Monday, October 25, 2010

Divorced Dad ? Join the club !

Is it possible for a divorced Dad be a terrific Dad ? Maybe a divorced guy should also ask you, “Why? Just because you’re not does not mean you’re a great father.” It’s really such a pity that our society as a dead beat parent just because of he’s divorced. There are a lot of amazing divorced fathers out there and you can learn a lot from them.

Keeping It Close

You’ve got to admit that children suffer a lot of the consequences of divorce. From irate parents, to separation anxiety it’s a tough world out there for children whose parents are divorced or getting divorced.

Preserving a relationship with the kids needs sacrifice from both sets of parents. Both mother and father have to be able to set aside their differences long enough to inspect the damage that they have both caused to their children. More often than not parents get to engrossed with their emotional pain that they fail to notice that their children suffer even more than they do.

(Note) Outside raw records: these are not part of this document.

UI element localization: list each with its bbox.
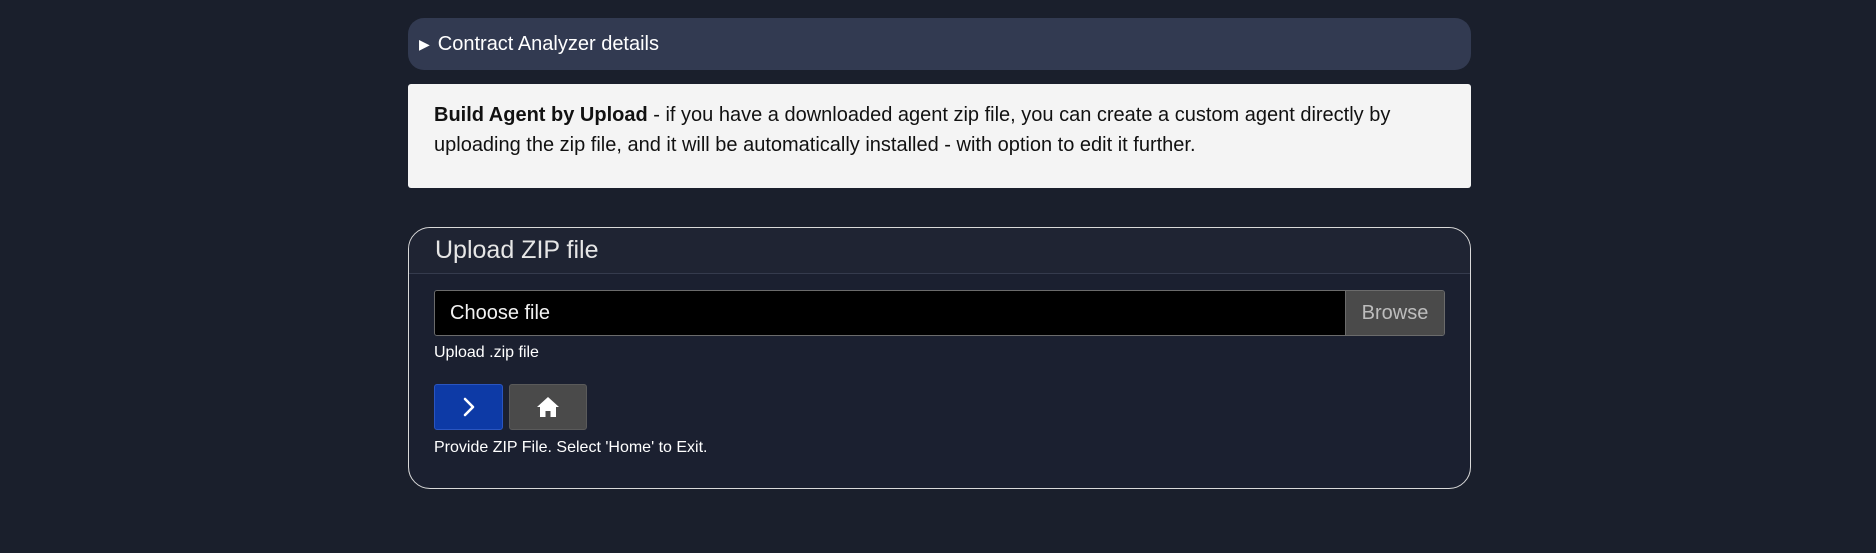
main-container: ▶ Contract Analyzer details Build Agent … xyxy=(408,18,1471,489)
next-button[interactable] xyxy=(434,384,503,430)
home-icon xyxy=(537,397,559,417)
caret-right-icon: ▶ xyxy=(419,35,430,52)
status-text: Provide ZIP File. Select 'Home' to Exit. xyxy=(434,439,708,456)
contract-analyzer-details-toggle[interactable]: ▶ Contract Analyzer details xyxy=(408,18,1471,70)
choose-file-field[interactable]: Choose file xyxy=(435,291,1345,335)
upload-card: Upload ZIP file Choose file Browse Uploa… xyxy=(408,227,1471,489)
chevron-right-icon xyxy=(463,397,474,417)
file-input[interactable]: Choose file Browse xyxy=(434,290,1445,336)
info-box: Build Agent by Upload - if you have a do… xyxy=(408,84,1471,188)
browse-button[interactable]: Browse xyxy=(1345,291,1444,335)
home-button[interactable] xyxy=(509,384,587,430)
upload-card-header: Upload ZIP file xyxy=(409,228,1470,274)
info-title: Build Agent by Upload xyxy=(434,104,648,126)
upload-card-body: Choose file Browse Upload .zip file Prov… xyxy=(409,274,1470,457)
upload-hint: Upload .zip file xyxy=(434,344,539,361)
details-label: Contract Analyzer details xyxy=(437,32,660,55)
action-buttons xyxy=(434,384,1445,430)
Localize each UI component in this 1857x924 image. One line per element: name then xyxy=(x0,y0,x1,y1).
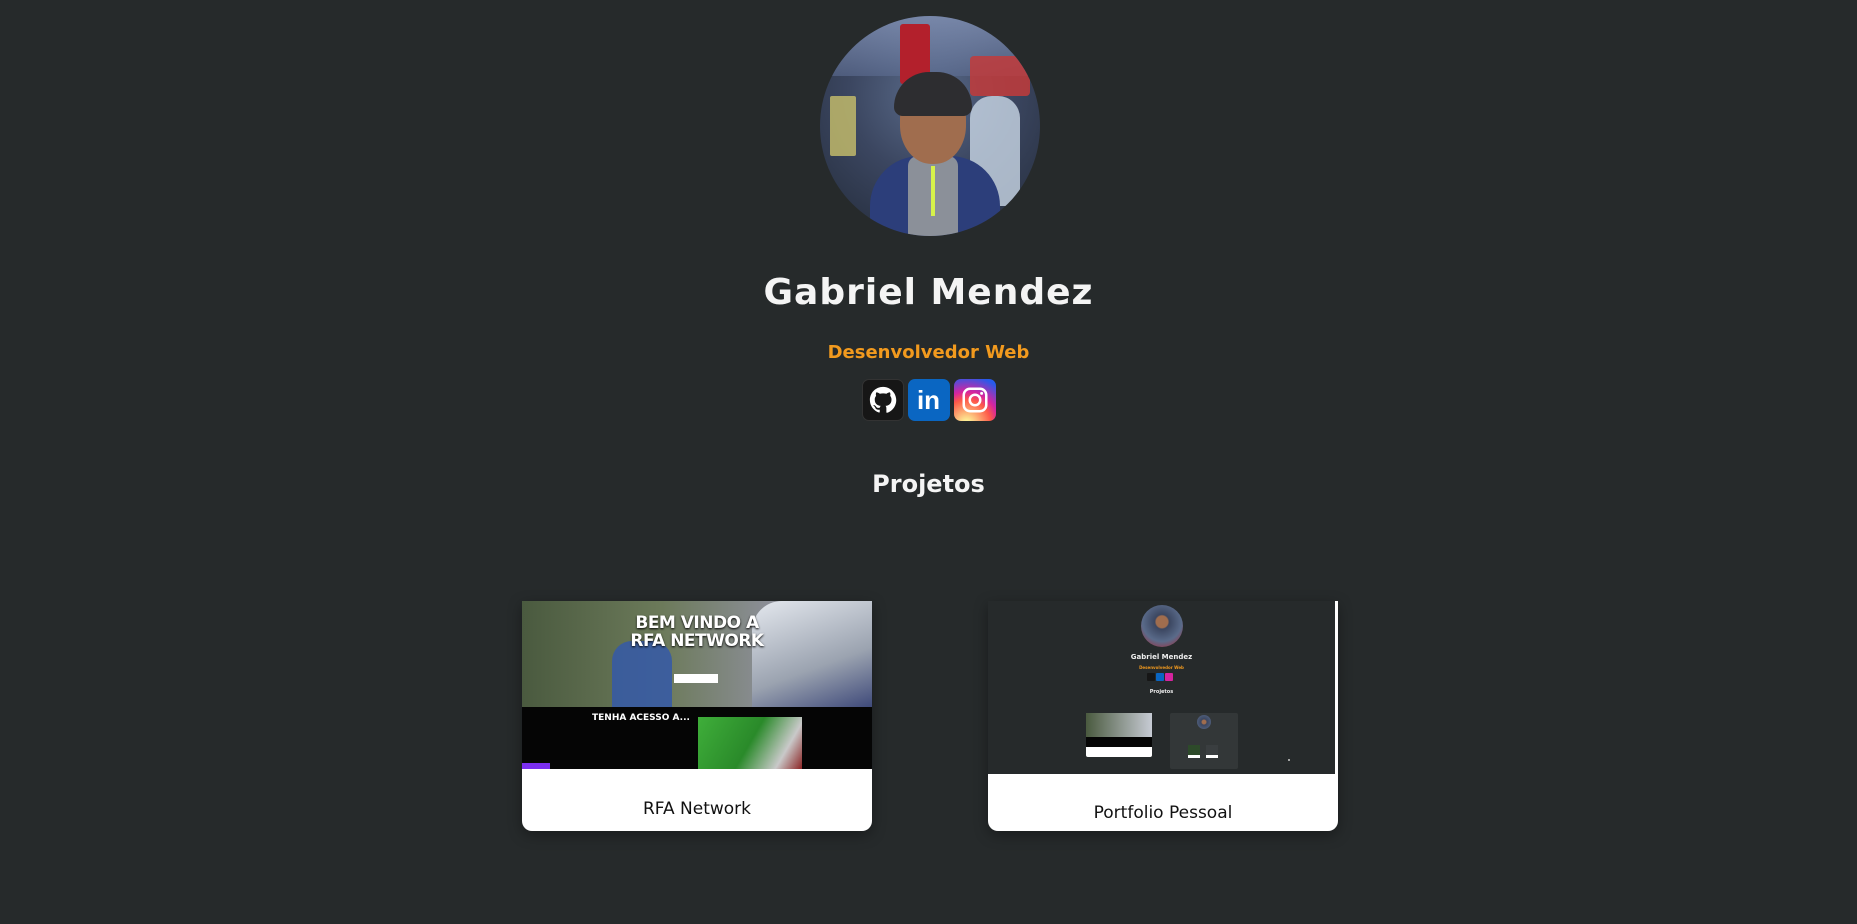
portfolio-preview-card xyxy=(1170,713,1238,769)
rfa-preview-hero-title-line: BEM VINDO A xyxy=(635,613,759,633)
project-thumbnail: BEM VINDO A RFA NETWORK TENHA ACESSO A..… xyxy=(522,601,872,769)
avatar-background-sign xyxy=(830,96,856,156)
github-icon xyxy=(869,386,896,413)
github-link[interactable] xyxy=(861,379,904,421)
project-card-label: RFA Network xyxy=(642,799,752,819)
portfolio-preview-card xyxy=(1086,713,1152,757)
portfolio-preview-projects-title: Projetos xyxy=(1149,689,1174,695)
portfolio-preview-dot xyxy=(1288,759,1290,761)
rfa-preview-tag xyxy=(522,763,550,769)
portfolio-preview-avatar xyxy=(1141,605,1183,647)
portfolio-preview-socials xyxy=(1147,673,1177,681)
rfa-preview-hero-title-line: RFA NETWORK xyxy=(630,631,764,651)
social-links: in xyxy=(0,379,1857,421)
rfa-preview-hero: BEM VINDO A RFA NETWORK xyxy=(522,601,872,707)
linkedin-icon: in xyxy=(916,385,941,415)
github-icon xyxy=(1147,673,1155,681)
instagram-icon xyxy=(1165,673,1173,681)
portfolio-preview-role: Desenvolvedor Web xyxy=(1139,665,1184,670)
rfa-preview-photo xyxy=(698,717,802,769)
projects-title: Projetos xyxy=(872,470,985,498)
rfa-preview-access-title: TENHA ACESSO A... xyxy=(592,713,690,723)
profile-role: Desenvolvedor Web xyxy=(827,342,1030,363)
profile-avatar xyxy=(820,16,1040,236)
linkedin-link[interactable]: in xyxy=(907,379,950,421)
project-card-label: Portfolio Pessoal xyxy=(1093,803,1233,823)
instagram-link[interactable] xyxy=(953,379,996,421)
avatar-background-sign xyxy=(970,56,1030,96)
project-card-rfa-network[interactable]: BEM VINDO A RFA NETWORK TENHA ACESSO A..… xyxy=(522,601,872,831)
portfolio-preview-name: Gabriel Mendez xyxy=(1130,653,1193,661)
avatar-zipper xyxy=(931,166,935,216)
rfa-preview-access-section: TENHA ACESSO A... xyxy=(522,707,872,769)
project-card-portfolio-pessoal[interactable]: Gabriel Mendez Desenvolvedor Web Projeto… xyxy=(988,601,1338,831)
linkedin-icon xyxy=(1156,673,1164,681)
portfolio-page: Gabriel Mendez Desenvolvedor Web in Proj… xyxy=(0,0,1857,924)
rfa-preview-hero-title: BEM VINDO A RFA NETWORK xyxy=(622,614,772,650)
rfa-preview-button xyxy=(674,674,718,683)
project-thumbnail: Gabriel Mendez Desenvolvedor Web Projeto… xyxy=(988,601,1338,774)
instagram-icon xyxy=(962,387,987,413)
profile-name: Gabriel Mendez xyxy=(763,272,1094,313)
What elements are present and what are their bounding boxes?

Studies show that when both parents make conscious efforts to stay close to each other have more successful and stable children. What’s more when parents separate their relationship from those with their children, they tend to create a more harmonious relationship.

A Formal Study

To emphasize the importance of a father’s proximity to his children, the State University of Arizona conducted a study of college students whose parents where divorced. The researchers observed personality, emotional and mental maturity, health, and even interests in school and success. The researchers found several evidences that supports the idea that whoever has primary custody it is adamant that divorce parents be in close proximity of their children.

Findings

The Findings are very interesting. Statistics clearly shows that children whose parents are divorced have healthier and more mature relationships when their parents make a conscious effort of keeping the essence of family intact.

61% of the kids involved in the study asserted that their mom or whoever had primary custody moved them at least an hour’s drive away from the other parent. One of the concerns expressed by the students was getting in between the crossfire. When they stay with one parent during the move, future financial help (like for college) lessened. Example, if they stayed with dad mom gives less when college comes, and vice versa. In fact the investigation showed that the 1 hour driving distance already had a negative effect on the children.

Emotional upheaval cannot be avoided, but a keener inspection of the kids showed that those whose parents kept them close have a healthier disposition emotionally and mentally.

In Conclusion

All in all the study asserts that divorce does affect children. The way the parents treat each other and the distance they have from their children does have a significant impact that could determine whether the child succeeds or not. It is difficult to make friends with an ex wife after all that’s been said and done, but it will be more difficult for you as a divorced dad when in the future you see your children suffer the consequences of your action.

As a divorced dad, it is your responsibility, to your self and your children to make the supreme sacrifice of making the first step of keeping close.